Un débat est en cours à l’Assemblée nationale autour de l’obligation de renouveler les diagnostics de performance énergétique (DPE), même pour des logements récents et performants. Une question écrite publiée en janvier 2026 soulève le point suivant : certains propriétaires se retrouvent contraints de refaire un DPE individuel pour chaque logement situé dans un immeuble récent, simplement parce que la méthodologie d’évaluation a changé. Cette situation génère des coûts supplémentaires sans, selon eux, apporter d’information utile sur la performance réelle des logements concernés.
Depuis la réforme du DPE entrée en vigueur au 1ᵉʳ juillet 2021, les diagnostics réalisés selon l’ancienne méthodologie sont devenus obsolètes à partir du 1ᵉʳ janvier 2025. Ce changement vise à harmoniser les évaluations pour mieux détecter les logements les plus énergivores. Mais il a aussi conduit à des situations paradoxales pour des immeubles construits récemment et conformes aux normes thermiques en vigueur lors de leur construction. Dans ces cas, en effet, la performance énergétique est déjà élevée. Et refaire un DPE ne change pas l’information disponible, alors que cela coûte plusieurs centaines d’euros par logement.
Face à ce constat, la question écrite interpelle la ministre en charge de la transition écologique sur la possibilité d’assouplir l’obligation de renouvellement des DPE pour les logements récents. L’idée serait alors d’exonérer de cette obligation les biens situés dans des immeubles construits il y a moins de dix ans et respectant les réglementations thermiques en vigueur à leur date de construction. Une telle présomption de performance énergétique pourrait ainsi éviter des dépenses inutiles pour les propriétaires et recentrer l’effort sur les logements réellement énergivores.

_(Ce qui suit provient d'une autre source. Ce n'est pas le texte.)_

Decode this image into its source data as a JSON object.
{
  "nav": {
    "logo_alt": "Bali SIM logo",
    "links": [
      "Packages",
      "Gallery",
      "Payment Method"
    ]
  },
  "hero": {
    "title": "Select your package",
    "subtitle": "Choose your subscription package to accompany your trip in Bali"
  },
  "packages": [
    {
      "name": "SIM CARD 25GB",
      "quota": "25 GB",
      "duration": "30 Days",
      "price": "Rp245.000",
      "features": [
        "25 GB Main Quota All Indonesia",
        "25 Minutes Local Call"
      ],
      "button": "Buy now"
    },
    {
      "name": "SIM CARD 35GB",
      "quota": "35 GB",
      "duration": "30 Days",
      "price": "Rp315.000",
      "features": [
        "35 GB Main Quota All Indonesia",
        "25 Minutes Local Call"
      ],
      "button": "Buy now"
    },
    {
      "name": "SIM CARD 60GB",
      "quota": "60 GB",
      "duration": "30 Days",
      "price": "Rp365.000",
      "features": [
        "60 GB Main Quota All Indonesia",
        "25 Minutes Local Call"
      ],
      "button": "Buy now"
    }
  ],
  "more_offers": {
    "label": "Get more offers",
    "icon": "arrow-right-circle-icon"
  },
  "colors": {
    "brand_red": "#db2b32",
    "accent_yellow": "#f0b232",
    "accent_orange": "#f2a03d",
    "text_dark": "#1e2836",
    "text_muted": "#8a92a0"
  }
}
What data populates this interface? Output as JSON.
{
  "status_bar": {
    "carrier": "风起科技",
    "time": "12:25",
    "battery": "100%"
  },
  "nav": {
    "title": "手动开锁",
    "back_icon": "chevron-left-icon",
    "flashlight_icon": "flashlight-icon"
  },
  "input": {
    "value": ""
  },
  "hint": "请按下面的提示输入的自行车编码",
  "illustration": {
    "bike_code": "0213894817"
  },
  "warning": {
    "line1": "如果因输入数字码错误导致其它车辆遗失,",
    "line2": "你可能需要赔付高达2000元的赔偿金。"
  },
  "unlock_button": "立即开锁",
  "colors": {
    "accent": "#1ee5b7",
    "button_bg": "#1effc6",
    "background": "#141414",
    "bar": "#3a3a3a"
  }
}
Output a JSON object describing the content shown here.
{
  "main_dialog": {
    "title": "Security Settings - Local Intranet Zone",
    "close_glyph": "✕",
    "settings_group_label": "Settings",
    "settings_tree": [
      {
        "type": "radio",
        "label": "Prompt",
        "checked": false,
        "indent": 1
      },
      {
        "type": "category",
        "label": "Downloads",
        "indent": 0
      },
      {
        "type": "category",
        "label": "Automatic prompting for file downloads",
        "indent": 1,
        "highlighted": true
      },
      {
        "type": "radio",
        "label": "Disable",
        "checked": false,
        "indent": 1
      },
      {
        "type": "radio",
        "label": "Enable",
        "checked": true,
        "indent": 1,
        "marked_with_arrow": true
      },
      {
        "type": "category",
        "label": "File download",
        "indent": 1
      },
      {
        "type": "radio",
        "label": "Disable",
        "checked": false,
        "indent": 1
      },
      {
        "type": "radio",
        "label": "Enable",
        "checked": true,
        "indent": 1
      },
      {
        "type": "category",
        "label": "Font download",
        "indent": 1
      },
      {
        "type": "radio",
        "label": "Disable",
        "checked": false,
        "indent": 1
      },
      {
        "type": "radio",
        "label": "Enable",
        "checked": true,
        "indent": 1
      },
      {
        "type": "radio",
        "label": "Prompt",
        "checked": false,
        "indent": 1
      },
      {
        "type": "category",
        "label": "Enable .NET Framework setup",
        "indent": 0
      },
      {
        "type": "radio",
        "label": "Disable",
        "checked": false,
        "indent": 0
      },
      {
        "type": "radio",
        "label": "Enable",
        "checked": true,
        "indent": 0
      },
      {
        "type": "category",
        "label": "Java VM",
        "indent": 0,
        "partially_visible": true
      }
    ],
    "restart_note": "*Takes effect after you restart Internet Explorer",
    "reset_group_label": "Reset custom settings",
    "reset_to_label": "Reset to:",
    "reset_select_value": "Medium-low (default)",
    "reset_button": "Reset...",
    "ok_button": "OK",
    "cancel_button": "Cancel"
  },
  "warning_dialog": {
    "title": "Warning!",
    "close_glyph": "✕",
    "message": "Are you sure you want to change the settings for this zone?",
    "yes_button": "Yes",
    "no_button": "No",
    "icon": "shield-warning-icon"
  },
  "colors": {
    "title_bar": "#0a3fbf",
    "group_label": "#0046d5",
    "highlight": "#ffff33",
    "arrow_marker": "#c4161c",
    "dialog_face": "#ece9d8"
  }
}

Ce débat illustre un défi plus large : comment concilier des objectifs réglementaires ambitieux avec une application pragmatique sur le terrain. L’efficacité des outils comme le DPE dépend de leur capacité à refléter fidèlement la réalité énergétique des logements sans alourdir de manière injustifiée les démarches des propriétaires. La question posée au gouvernement invite donc à réfléchir à des ajustements qui préservent la pertinence du diagnostic, tout en évitant des contraintes disproportionnées pour des biens déjà performants.